It can be said that taking the remainder of a large number is a common problem. Today we will talk about it.
Code template:
for(int i=0;i<strlen(s);i++)
{
ans=(ans*10+s[i]-'0')%n;//n代表我们对几取余
}
//最后的ans就是我们最终求模的结果。
The principle of the remainder of a large number: Starting from the first digit of the string, take the remainder, store the remainder and add it to the next digit, and continue to take the remainder.

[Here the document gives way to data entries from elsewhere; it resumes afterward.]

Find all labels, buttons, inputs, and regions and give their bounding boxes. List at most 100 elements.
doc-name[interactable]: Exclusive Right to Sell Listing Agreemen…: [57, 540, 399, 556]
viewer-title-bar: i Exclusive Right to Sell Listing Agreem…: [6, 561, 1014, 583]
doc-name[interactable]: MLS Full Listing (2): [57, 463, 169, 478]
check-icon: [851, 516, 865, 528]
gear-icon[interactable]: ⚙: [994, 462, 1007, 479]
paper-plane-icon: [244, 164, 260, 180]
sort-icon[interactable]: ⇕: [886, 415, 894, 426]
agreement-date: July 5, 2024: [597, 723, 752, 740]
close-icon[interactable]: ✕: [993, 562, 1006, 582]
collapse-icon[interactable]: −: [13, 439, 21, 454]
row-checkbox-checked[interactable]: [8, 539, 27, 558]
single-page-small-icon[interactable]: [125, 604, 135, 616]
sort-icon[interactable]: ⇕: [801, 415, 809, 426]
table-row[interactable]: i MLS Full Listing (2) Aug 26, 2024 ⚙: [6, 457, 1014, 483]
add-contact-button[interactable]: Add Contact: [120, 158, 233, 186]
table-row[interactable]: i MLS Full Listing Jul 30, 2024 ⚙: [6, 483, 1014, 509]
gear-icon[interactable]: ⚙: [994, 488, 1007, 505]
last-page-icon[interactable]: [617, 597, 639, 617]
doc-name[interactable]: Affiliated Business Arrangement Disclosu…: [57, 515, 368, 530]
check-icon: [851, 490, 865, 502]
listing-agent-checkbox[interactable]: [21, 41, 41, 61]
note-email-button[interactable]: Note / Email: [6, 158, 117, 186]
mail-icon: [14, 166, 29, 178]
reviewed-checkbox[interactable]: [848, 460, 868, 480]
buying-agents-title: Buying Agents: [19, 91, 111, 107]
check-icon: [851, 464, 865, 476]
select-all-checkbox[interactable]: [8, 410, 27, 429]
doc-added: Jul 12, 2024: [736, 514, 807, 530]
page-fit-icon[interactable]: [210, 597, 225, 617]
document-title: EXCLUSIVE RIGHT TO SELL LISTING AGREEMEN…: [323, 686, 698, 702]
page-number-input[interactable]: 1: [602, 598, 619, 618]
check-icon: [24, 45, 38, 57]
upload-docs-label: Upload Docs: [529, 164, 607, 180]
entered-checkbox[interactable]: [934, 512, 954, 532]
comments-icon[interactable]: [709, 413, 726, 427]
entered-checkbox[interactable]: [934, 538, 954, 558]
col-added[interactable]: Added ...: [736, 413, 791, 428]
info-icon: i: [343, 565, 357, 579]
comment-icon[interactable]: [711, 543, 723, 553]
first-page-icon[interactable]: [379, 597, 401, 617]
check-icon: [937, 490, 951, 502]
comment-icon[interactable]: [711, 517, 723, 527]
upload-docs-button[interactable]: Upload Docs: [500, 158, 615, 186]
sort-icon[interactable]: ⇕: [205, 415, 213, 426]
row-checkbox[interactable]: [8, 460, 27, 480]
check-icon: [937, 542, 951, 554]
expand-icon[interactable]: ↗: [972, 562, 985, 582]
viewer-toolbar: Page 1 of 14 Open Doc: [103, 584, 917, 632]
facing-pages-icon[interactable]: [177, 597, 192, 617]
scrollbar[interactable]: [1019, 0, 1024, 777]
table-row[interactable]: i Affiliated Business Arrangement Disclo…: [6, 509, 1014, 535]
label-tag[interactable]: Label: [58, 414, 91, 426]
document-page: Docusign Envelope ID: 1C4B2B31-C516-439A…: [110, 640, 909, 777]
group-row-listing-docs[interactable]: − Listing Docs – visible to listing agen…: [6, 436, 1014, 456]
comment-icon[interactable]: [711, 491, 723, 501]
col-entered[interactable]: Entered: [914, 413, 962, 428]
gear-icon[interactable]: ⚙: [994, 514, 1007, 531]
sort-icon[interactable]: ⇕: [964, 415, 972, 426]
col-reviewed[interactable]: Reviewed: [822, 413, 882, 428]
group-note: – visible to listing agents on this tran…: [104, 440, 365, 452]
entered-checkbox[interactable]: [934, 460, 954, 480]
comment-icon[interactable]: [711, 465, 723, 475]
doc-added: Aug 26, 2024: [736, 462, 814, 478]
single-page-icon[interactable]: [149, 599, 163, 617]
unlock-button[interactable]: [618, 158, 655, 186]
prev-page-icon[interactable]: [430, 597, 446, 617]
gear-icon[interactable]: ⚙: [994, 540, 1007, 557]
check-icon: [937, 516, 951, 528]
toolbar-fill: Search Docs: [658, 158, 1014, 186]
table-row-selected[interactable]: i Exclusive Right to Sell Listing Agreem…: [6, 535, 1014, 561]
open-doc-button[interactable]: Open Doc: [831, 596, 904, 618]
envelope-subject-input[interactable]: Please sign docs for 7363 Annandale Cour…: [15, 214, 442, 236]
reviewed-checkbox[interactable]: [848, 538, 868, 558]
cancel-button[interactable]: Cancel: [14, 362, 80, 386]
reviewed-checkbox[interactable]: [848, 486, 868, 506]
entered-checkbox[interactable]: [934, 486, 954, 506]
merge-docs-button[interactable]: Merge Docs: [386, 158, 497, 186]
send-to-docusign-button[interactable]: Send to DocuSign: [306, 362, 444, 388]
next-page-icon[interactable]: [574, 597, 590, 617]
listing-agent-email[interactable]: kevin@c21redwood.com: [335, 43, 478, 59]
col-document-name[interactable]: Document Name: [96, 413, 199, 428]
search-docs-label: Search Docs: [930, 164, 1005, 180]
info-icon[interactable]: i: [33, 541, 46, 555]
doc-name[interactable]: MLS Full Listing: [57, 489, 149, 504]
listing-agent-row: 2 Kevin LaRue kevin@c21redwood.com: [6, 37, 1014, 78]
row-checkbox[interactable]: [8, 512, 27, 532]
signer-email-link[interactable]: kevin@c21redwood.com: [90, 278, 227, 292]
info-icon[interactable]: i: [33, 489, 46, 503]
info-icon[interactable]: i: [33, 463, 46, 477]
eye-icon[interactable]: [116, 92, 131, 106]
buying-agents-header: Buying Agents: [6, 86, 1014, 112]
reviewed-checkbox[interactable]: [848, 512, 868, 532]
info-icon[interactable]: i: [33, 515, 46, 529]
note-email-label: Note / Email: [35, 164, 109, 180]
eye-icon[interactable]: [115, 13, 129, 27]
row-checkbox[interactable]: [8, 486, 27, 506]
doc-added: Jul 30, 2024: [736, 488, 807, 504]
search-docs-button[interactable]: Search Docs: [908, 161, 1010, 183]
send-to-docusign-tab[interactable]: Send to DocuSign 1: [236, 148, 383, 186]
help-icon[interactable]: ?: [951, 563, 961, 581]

In fact, it is to simulate the process of our hand counting time:
The so-called remainder is not the process of dividing to get the remainder. The algorithm of this program is actually the same as our manual division process. Think about how we do the calculations?
For example, the
highest digit of 4147 /3 starts, 4/3=1, and 1 is left, and then borrowed to the lower digit, the next digit is 1, and the borrow of the higher digit is 1×10+1= 11,
11/3=3, 2 remaining, continue to lend to the next bit=4+2×10=24, 24/3=8, just cut off, the last bit will not be borrowed, which
is 7/ 3=2, 1 is left, and the final remainder is the remainder of 4147 /3.
The process of calculating the remainder of large numbers in your program is not just simulating the process of dividing by pen!
Retrieved from: https://zhidao.baidu.com/question/687640069321980404.html
Look at an example
question : The number given in the question has exceeded 2 and 18 has already exploded long long.
This is obviously a question of taking the remainder of a large number. According to the title, we take the remainder of 9.
The remainder is 7, and the corresponding English letter is G. So the result is G.